One former CPS worker describes the system as "a world all its own…like being in the high school gang: either you play their game, or you're out." The weak ethics and ignorance of family realities among members of her CPS unit didn't matter, she says. What mattered was maintaining the gang and the " 'let's go get 'em' mentality." This social worker put conscience over career and dropped out.

In fairness, her description of apathy and incompetence does not apply to all caseworkers; the problem with the CPS system is not personnel. The problem lies in assuming that we can safely hand over broad powers to government without public oversight and constitutional constraints. The kind of reforms being proposed by social-service agencies do not address this issue at all. Rather, they involve expanded government powers and increased funding. Without radical reform, kids like Billy Stefan will continue to wait for relief.

"It's taking too long," Billy says.

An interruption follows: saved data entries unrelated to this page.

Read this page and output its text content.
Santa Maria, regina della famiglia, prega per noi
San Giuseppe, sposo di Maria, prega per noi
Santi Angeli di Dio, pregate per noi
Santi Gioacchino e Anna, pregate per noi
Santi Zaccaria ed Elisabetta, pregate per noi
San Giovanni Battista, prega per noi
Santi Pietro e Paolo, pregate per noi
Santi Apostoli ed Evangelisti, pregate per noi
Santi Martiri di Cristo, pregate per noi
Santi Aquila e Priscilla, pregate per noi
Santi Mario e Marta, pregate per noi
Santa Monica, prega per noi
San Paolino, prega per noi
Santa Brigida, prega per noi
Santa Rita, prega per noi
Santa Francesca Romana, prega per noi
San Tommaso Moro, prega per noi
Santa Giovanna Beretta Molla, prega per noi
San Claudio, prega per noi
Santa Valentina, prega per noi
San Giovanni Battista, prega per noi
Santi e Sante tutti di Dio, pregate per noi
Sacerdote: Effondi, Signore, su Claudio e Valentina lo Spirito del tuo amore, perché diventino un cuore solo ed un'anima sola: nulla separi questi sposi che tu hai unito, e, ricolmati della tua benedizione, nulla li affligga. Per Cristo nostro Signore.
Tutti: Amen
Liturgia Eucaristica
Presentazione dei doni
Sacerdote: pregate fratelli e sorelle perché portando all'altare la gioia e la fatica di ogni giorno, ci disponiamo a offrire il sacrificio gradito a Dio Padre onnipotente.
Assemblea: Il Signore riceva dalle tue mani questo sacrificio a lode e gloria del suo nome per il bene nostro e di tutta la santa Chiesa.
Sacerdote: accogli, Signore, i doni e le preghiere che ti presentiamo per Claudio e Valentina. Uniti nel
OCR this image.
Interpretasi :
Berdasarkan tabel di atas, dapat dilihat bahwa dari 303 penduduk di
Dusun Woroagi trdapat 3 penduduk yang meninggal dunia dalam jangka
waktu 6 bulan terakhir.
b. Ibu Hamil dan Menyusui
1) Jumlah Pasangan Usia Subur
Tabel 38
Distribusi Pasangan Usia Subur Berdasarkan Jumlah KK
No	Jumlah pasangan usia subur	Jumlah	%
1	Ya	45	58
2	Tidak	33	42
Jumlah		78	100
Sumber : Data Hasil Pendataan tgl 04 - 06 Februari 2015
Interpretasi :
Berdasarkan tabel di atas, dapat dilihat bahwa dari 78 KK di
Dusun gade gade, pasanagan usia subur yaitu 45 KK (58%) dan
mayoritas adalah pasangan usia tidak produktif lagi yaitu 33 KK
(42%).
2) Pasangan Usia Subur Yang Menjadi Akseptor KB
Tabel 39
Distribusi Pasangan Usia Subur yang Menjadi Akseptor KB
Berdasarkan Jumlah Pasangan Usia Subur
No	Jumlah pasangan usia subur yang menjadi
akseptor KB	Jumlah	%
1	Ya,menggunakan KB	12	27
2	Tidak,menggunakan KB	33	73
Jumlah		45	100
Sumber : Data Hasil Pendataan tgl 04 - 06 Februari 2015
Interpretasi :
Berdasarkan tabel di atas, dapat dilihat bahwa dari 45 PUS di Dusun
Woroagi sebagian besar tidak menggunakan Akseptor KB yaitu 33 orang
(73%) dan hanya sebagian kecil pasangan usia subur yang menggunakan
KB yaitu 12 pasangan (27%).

He lives in fear—not of his father but of the people who tore him from the security of home and family. He's suspicious of police and anything even remotely connected to Social Services. He's wary of all medication, even aspirin. He finds it difficult to trust anyone outside his family. At night he's tormented by dreams about "things Social Services did to me" and "them coming for me."

During his imprisonment by the county, Billy says, he would try to run back home, only to be tackled and pinned down. He says hospital staff gave him "shots in the rear" when he acted up, and they would sometimes bend his leg backwards to subdue him. "It hurt like hell," he recalls. His eyes, usually glazed over with dread when he brings back those memories, pierce into mine for an instant as he tries to explain. "Why?" he asks over and over again. "What do they want, keep me for a pet or something?" Billy has trouble making sense out of how so many men and women who don't know him can be so intent on getting their hands on him. And his family, even his father, has trouble giving him answers.

Donald Stefan was released from jail September 1 after serving four months for contempt of court. Billy Stefan remains free, but Judge Nenno has warned his father that he will go back to jail if he goes near the boy. Billy writes to his law guardian, his judge, to Social Services, and to "anyone who cares," asking to be left alone so that he can enjoy the simple pleasure of being home with his father. So far, no one seems to be listening.

Hannah B. Lapp is a dairy farmer and free-lance writer in Cassadaga, New York.